The Pharisees were trying to help people connect with God, to place God first in their lives, to honor God and keep God’s commandments.

What perhaps the Pharisees did not understand was that Jesus was trying to do the same thing. Jesus was a Jew as well. Jesus, of all people, honored God and kept God’s commandments. Jesus spent lots of time in prayer. Jesus, too, believed in keeping the Sabbath holy. He says, “The Son of Man is lord of the Sabbath.” calling himself the keeper of the Sabbath.

Jesus, too, believed that ‘keeping Sabbath’ was an important way we honor God, but so is doing good. Feeding the hungry and healing the sick and disabled are also ways we honor and praise God.

The Holy or the human? Love of God or love of neighbor?

Honestly, how can we love God without love of our neighbor? As Christians, we want to choose both. We should choose both, but it is not always possible to choose both.

Throughout history, the Church of Jesus Christ has divided time and time again over love of God or love of neighbor. Do we keep worship and the Bible in Latin or in a language the people can understand? Do we wear robes and suits, dresses, hats, and gloves or do we dress more comfortably? Do we hold to the formal ways that honor God and keep God’s house and God’s worship holy? Or do we change to better connect people to God?

Life is filled with choices. We are pro-life; we are pro-choice. We are Republican, Green Party, Democrat, and Independent. Some of us like chunky peanut butter and others, the smart ones, think why would you want to ruin perfectly good peanut butter by leaving bumps in it.

Tonight, some of us will cheer for the Patriots, and some of us will route for the Atlanta Falcons, simply because they are not the Patriots, and still others will say, ‘There’s a game on today other than the Lady Huskies?”

We pick sides. It’s not a bad thing. It’s not a good thing. It’s just something we do. God has created each of us differently, and God has created each of us with our own opinions. And so wherever two or three are gathered, Jesus is going to be there and so is a difference of opinion.
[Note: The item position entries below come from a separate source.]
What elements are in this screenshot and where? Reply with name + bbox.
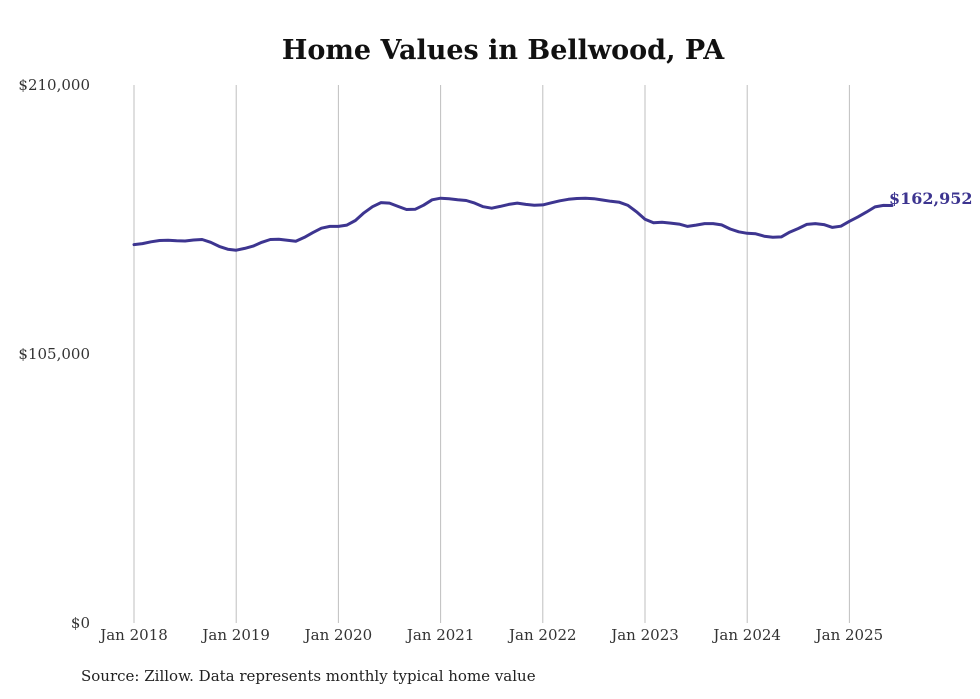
- x-axis-tick-labels: Jan 2018 Jan 2019 Jan 2020 Jan 2021 Jan 2022…: [98, 626, 883, 644]
- chart-title: Home Values in Bellwood, PA: [282, 35, 725, 66]
- x-tick-label: Jan 2025: [814, 626, 884, 644]
- y-tick-label: $210,000: [18, 76, 90, 94]
- y-tick-label: $105,000: [18, 345, 90, 363]
- y-axis-tick-labels: $0 $105,000 $210,000: [18, 76, 90, 632]
- gridlines: [133, 85, 850, 623]
- x-tick-label: Jan 2021: [405, 626, 475, 644]
- y-tick-label: $0: [71, 614, 90, 632]
- x-tick-label: Jan 2020: [303, 626, 373, 644]
- series-line-0: [132, 196, 894, 252]
- series-layer: [132, 196, 894, 252]
- x-tick-label: Jan 2024: [711, 626, 781, 644]
- x-tick-label: Jan 2019: [200, 626, 270, 644]
- x-tick-label: Jan 2023: [609, 626, 679, 644]
- x-tick-label: Jan 2022: [507, 626, 577, 644]
- source-note: Source: Zillow. Data represents monthly …: [81, 667, 536, 685]
- last-value-label: $162,952: [889, 189, 973, 208]
- x-tick-label: Jan 2018: [98, 626, 168, 644]
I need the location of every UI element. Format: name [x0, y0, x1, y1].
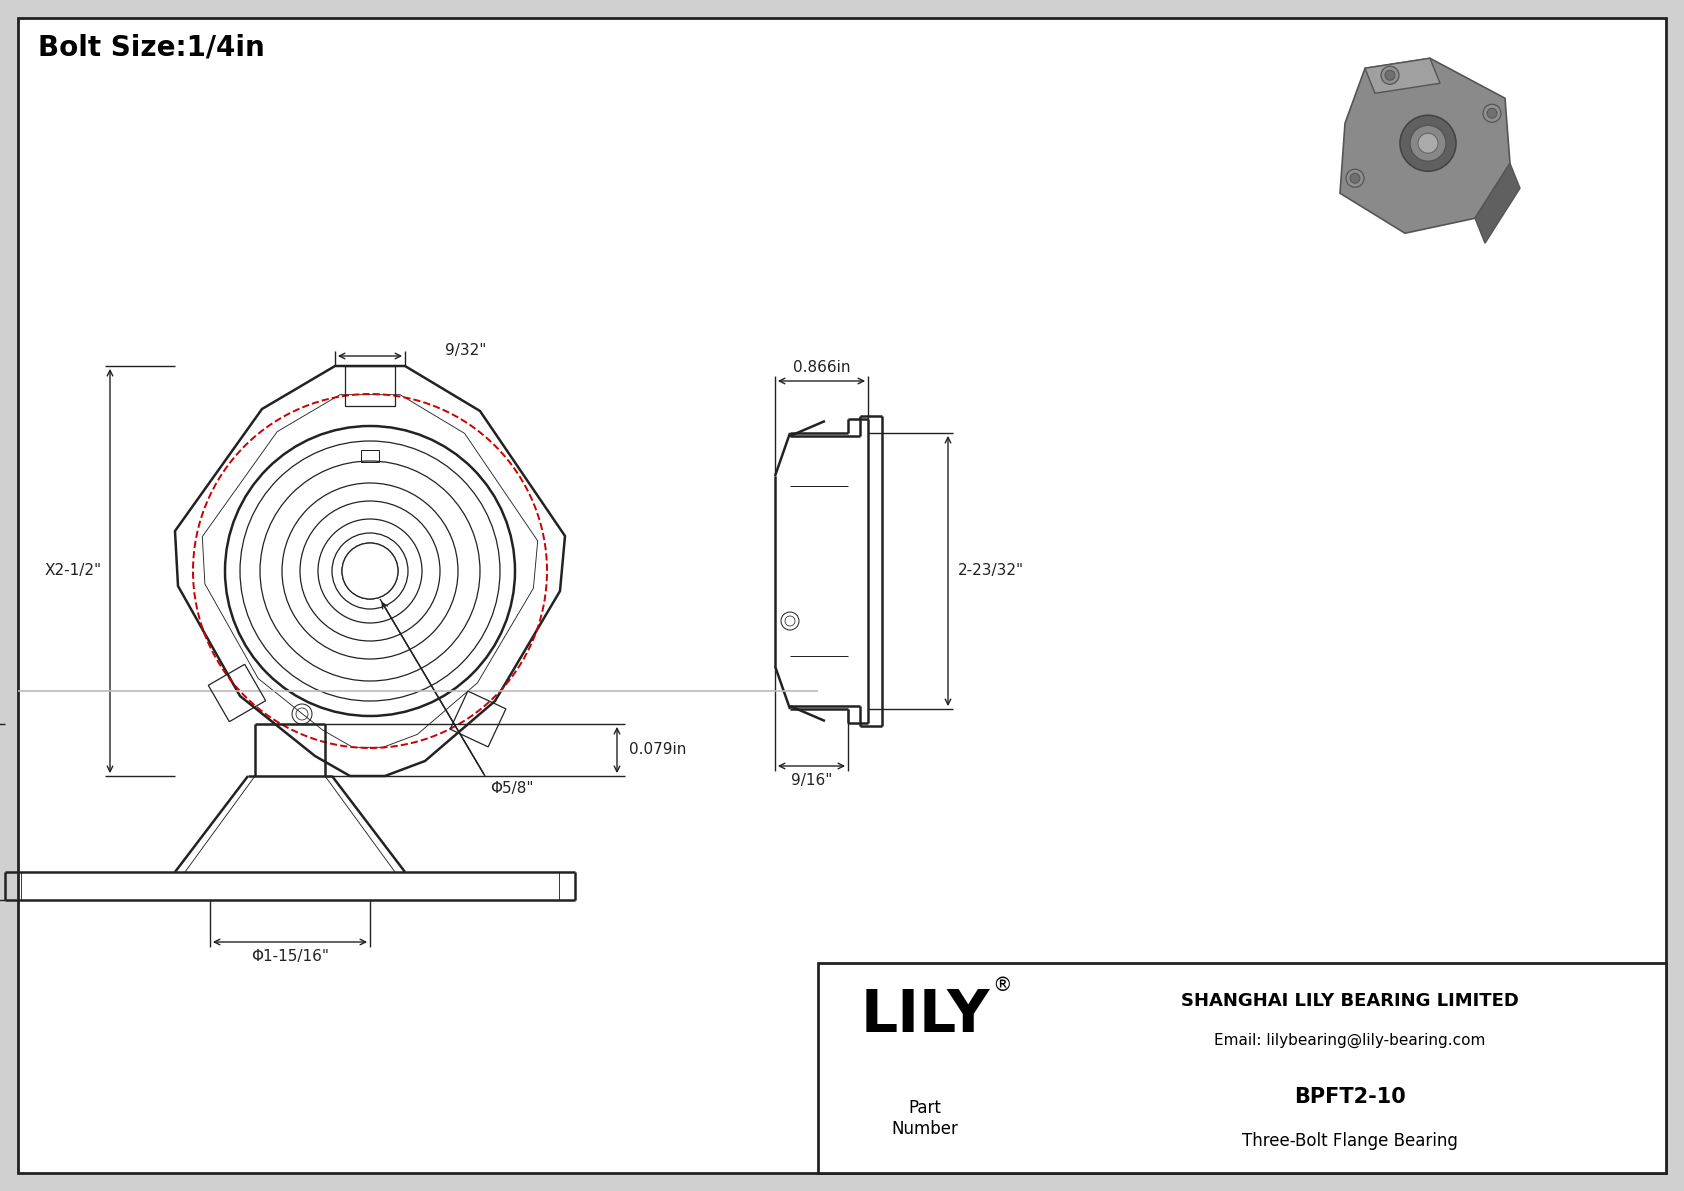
Text: Email: lilybearing@lily-bearing.com: Email: lilybearing@lily-bearing.com — [1214, 1033, 1485, 1048]
Circle shape — [1351, 173, 1361, 183]
Bar — [450, 691, 505, 747]
Polygon shape — [1366, 58, 1440, 93]
Circle shape — [1384, 70, 1394, 80]
Text: 9/32": 9/32" — [445, 343, 487, 358]
Text: 2-23/32": 2-23/32" — [958, 563, 1024, 579]
Bar — [209, 665, 266, 722]
Circle shape — [1484, 105, 1500, 123]
Text: BPFT2-10: BPFT2-10 — [1293, 1087, 1406, 1108]
Circle shape — [1399, 116, 1457, 172]
Bar — [345, 366, 396, 406]
Text: Three-Bolt Flange Bearing: Three-Bolt Flange Bearing — [1241, 1133, 1457, 1151]
Text: 0.079in: 0.079in — [630, 742, 687, 757]
Text: Φ1-15/16": Φ1-15/16" — [251, 948, 328, 964]
Circle shape — [1381, 67, 1399, 85]
Text: Bolt Size:1/4in: Bolt Size:1/4in — [39, 33, 264, 61]
Text: Φ5/8": Φ5/8" — [490, 780, 534, 796]
Polygon shape — [1340, 58, 1511, 233]
Text: 9/16": 9/16" — [791, 773, 832, 787]
Circle shape — [342, 543, 397, 599]
Text: LILY: LILY — [861, 987, 990, 1045]
Circle shape — [1418, 133, 1438, 154]
Text: Χ2-1/2": Χ2-1/2" — [45, 563, 103, 579]
Bar — [360, 450, 379, 462]
Text: 0.866in: 0.866in — [793, 360, 850, 374]
Bar — [818, 964, 1665, 1173]
Circle shape — [1410, 125, 1447, 161]
Polygon shape — [1475, 163, 1521, 243]
Text: ®: ® — [992, 975, 1012, 994]
Circle shape — [1487, 108, 1497, 118]
Text: Part
Number: Part Number — [891, 1099, 958, 1137]
Circle shape — [1346, 169, 1364, 187]
Text: SHANGHAI LILY BEARING LIMITED: SHANGHAI LILY BEARING LIMITED — [1180, 992, 1519, 1010]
It’s not diversity that is bad. It’s not conflict that is bad. It’s how we respond to differences that is good or bad.

It’s about fair and respectful fighting. It’s about refusing to call others names; refusing to label them in ways that deny their humanity; refusing to act out in violence, Refusing to become so furious that when someone disagrees with you, you plot their downfall, as the Pharisees did with Jesus.

Diversity isn’t bad. Making a choice, picking a side isn’t bad. Even conflict and disagreement are not bad. It’s all about how we handle them, how we behave.

It’s all about walking in the way of Jesus, behaving like a Christian, loving God by loving our neighbor, and looking past the jersey. Looking past the face paint. Looking past the labels. Looking past the divide – and seeing the child of God. Seeing the face of Jesus Christ in your brother and sister. And caring for your neighbor as you sing praises to our God, Most High.